Frontiers of Gravity: Astrophysical Environments, Ringdown Nonlinearities and the Semiclassical Approximation
MetadataShow full item record
Einstein’s general relativity is based on a tensorial, nonlinear equation for the spacetime metric. The gravitational interaction is however so weak that, in most circumstances, the equations can be solved perturbatively. This is true in early-time cosmology, for the inspiral of binary systems, and even after black holes merge, releasing the equivalent of multiple solar masses in gravitational waves. In this thesis, we analyze a range of problems that can be addressed assuming a background gravitational field and small fluctuations over it. We will progress from problems where the perturbative hypothesis can be tested and holds, to ones that begin to show nonlinear effects, ending with an application of perturbation theory to quantum gravity, where it is only a working hypothesis. We first analyze the dynamics of black hole binaries immersed in a dense gas environment or interacting with a stellar companion. For binaries in a dense environment, we study the effect of accretion and dynamical friction on the gravitational wave emission. We derive the modification of the gravitational wave phase in the assumption of small accretion rates, and assess whether future gravitational wave observatories could detect this effect. For black holes in a binary with a white dwarf, we identify new evolutionary relations and propose a method to infer the black hole and white dwarf masses and their luminosity distance from the gravitational wave signal alone.
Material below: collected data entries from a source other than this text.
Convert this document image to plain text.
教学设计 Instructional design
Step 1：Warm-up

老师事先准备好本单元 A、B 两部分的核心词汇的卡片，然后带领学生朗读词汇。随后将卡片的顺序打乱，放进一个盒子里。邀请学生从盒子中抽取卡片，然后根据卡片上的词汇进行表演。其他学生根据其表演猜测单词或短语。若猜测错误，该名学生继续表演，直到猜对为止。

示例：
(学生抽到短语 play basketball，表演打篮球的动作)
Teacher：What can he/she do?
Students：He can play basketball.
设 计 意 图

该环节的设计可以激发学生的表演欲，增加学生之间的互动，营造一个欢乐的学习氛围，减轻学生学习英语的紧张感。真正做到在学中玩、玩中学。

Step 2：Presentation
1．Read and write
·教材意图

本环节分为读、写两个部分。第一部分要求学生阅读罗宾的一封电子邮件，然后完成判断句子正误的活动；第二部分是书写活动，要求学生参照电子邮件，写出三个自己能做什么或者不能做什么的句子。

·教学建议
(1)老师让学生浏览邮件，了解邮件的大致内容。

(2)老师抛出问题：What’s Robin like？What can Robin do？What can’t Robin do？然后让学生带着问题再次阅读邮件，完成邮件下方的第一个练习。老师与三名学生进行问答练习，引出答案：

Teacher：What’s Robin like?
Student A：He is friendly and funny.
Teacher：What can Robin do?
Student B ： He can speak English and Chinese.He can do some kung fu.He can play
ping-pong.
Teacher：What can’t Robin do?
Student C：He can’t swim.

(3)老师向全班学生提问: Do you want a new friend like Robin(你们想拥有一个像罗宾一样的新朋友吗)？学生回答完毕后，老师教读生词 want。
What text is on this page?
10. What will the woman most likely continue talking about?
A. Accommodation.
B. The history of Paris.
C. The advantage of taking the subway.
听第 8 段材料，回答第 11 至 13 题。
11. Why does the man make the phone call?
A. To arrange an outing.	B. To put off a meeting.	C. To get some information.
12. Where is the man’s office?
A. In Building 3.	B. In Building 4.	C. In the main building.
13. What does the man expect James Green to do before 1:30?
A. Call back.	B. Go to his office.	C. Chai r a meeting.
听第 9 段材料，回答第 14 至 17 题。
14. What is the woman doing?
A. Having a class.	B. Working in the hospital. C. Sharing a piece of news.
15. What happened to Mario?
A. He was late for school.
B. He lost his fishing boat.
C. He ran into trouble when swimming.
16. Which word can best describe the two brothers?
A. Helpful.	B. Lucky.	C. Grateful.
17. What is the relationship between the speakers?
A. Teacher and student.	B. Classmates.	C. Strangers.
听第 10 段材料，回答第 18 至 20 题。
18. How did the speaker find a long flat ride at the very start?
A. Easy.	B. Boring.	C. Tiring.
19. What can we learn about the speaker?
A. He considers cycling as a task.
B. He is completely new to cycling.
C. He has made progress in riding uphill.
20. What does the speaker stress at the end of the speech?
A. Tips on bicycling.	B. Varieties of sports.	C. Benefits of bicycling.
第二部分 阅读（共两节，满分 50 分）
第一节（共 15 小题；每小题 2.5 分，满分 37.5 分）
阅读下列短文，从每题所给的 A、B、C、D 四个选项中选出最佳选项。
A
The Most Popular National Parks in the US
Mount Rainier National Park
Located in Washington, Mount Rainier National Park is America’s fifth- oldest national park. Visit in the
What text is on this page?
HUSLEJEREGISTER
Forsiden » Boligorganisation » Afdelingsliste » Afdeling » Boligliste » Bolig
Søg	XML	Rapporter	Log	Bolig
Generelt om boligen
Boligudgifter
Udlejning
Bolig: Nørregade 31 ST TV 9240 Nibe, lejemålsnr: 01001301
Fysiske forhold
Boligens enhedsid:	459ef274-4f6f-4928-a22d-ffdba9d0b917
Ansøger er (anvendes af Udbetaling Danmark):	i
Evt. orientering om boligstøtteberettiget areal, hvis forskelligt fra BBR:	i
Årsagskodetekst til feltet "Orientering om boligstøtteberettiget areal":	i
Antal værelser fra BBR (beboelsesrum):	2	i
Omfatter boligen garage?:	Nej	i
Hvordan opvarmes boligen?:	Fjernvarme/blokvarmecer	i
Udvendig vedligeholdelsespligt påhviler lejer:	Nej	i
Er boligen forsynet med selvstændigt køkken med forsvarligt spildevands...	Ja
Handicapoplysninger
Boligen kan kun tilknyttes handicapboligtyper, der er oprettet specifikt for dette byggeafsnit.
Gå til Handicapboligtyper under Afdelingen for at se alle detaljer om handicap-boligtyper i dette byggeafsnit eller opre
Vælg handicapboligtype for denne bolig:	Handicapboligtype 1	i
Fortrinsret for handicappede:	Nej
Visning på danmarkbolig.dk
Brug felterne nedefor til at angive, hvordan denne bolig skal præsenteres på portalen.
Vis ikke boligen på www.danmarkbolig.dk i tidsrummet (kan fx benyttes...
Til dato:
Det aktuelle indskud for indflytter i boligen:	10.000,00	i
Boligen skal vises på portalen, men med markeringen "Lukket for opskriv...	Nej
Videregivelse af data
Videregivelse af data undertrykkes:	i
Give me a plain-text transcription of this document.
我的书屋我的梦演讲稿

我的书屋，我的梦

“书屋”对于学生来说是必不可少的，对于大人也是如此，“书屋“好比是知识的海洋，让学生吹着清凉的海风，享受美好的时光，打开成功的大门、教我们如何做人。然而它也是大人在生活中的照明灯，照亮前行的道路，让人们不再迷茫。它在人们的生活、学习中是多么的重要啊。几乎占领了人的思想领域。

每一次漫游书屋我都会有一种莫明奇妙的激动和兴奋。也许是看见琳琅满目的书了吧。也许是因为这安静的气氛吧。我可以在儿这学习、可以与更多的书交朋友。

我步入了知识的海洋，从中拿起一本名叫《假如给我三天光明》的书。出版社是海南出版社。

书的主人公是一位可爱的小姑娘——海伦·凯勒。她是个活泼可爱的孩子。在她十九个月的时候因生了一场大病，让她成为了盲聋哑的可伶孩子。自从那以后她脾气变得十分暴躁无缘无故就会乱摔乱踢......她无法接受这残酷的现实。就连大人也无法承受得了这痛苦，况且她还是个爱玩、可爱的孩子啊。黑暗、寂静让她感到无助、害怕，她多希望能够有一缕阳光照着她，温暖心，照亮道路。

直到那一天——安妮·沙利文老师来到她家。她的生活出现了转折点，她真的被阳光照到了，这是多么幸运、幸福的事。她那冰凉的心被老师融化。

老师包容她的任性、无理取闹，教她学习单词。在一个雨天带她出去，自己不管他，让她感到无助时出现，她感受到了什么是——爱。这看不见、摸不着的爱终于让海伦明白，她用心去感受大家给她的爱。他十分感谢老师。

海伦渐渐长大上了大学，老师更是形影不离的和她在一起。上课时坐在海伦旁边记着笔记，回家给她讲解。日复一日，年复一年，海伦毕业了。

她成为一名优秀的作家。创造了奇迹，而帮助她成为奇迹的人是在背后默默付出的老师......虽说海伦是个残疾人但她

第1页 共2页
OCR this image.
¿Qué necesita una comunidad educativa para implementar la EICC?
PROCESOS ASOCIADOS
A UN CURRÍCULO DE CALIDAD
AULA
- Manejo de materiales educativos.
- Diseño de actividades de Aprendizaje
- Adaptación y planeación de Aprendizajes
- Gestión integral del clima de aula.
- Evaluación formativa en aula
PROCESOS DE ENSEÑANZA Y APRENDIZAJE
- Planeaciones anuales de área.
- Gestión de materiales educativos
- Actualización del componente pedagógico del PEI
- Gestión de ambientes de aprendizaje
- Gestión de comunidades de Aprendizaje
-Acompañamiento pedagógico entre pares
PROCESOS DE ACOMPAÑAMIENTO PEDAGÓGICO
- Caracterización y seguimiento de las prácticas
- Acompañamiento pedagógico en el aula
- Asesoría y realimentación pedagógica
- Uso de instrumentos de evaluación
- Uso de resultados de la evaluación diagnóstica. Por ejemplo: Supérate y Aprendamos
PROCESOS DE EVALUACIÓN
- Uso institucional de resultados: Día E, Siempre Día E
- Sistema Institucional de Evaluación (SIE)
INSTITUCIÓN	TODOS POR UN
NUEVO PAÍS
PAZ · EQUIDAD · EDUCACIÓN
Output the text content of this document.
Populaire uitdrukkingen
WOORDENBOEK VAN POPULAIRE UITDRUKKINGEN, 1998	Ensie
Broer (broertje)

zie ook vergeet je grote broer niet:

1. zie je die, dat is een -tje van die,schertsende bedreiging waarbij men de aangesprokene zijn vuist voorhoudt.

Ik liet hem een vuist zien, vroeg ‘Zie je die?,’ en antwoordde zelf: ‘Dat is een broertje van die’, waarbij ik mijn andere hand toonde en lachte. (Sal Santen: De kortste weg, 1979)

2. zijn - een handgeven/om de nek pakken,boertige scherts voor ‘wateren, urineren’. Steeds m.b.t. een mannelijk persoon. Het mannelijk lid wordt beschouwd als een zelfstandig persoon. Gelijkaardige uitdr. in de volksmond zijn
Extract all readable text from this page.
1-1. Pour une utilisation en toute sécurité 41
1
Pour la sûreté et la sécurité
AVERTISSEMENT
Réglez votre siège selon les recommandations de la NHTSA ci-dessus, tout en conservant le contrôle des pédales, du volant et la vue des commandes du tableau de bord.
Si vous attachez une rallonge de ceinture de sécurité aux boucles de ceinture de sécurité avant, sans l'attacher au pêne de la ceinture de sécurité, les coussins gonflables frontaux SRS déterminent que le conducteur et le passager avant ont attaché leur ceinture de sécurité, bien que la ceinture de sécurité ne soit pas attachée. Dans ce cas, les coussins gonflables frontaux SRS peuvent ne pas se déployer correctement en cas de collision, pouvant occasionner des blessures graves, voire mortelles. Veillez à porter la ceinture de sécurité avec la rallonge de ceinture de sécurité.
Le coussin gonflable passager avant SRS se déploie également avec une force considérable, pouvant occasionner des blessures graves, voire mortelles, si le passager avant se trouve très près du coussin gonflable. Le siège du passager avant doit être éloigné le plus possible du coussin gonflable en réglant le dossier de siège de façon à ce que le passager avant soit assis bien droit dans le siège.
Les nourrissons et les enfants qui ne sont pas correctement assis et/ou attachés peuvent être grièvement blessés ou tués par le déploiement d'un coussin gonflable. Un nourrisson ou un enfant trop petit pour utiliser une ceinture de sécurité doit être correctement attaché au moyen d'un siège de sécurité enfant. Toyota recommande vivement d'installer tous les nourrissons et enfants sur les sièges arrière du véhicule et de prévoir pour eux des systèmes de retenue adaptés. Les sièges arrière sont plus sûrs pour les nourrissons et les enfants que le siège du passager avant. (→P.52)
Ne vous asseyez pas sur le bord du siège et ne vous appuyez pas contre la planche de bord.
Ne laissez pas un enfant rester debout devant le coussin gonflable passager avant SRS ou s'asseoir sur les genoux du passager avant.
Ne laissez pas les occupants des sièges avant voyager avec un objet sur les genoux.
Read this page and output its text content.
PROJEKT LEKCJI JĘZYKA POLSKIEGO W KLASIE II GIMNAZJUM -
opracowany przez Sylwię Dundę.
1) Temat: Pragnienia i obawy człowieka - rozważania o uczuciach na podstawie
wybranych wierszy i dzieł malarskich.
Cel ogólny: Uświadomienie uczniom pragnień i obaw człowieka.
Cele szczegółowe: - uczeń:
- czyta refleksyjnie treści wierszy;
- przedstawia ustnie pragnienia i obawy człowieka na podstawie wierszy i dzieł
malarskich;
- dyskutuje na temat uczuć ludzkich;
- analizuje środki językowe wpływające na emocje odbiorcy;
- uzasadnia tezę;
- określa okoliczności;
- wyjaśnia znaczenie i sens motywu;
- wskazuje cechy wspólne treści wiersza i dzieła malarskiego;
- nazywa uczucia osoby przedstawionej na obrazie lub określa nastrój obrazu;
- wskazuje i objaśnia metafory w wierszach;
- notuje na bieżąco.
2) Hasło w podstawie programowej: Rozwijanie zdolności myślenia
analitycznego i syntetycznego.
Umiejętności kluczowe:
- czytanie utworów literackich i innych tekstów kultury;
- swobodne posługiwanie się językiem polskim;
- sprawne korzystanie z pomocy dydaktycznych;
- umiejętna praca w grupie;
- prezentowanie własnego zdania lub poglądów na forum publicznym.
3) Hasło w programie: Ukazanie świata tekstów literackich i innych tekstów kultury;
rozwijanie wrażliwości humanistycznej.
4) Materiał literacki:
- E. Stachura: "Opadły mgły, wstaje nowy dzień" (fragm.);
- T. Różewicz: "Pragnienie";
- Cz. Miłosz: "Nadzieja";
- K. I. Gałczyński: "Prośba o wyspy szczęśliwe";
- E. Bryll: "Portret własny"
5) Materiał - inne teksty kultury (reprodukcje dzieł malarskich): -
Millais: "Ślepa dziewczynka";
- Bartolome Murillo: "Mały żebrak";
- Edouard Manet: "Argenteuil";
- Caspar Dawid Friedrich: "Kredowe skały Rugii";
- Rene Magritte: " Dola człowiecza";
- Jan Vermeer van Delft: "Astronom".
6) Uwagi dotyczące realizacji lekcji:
Next, we study how isolated black holes react to perturbations, in the simplified setting of spherical symmetry and negative cosmological constant. We show that modes belonging to the linear spectrum can be excited nonlinearly. We further find that nonlinear effects can change the black hole mass at percent level, and that this effect can be explained by the flux of characteristic excitations through the black hole horizon. Finally, we propose a new definition of the semiclassical Einstein equations for cosmological spacetimes. We propose that the source on the right hand side of the Einstein equations could be the amount of stress-energy above the instantaneous ground state. In this more speculative application, the linear order semiclassical approximation is not guaranteed to hold. If our hypothesis were confirmed, however, the vacuum stress-energy above the instantaneous ground state would not renormalize the cosmological constant, hinting at a resolution of the longstanding problem connected to its observed value.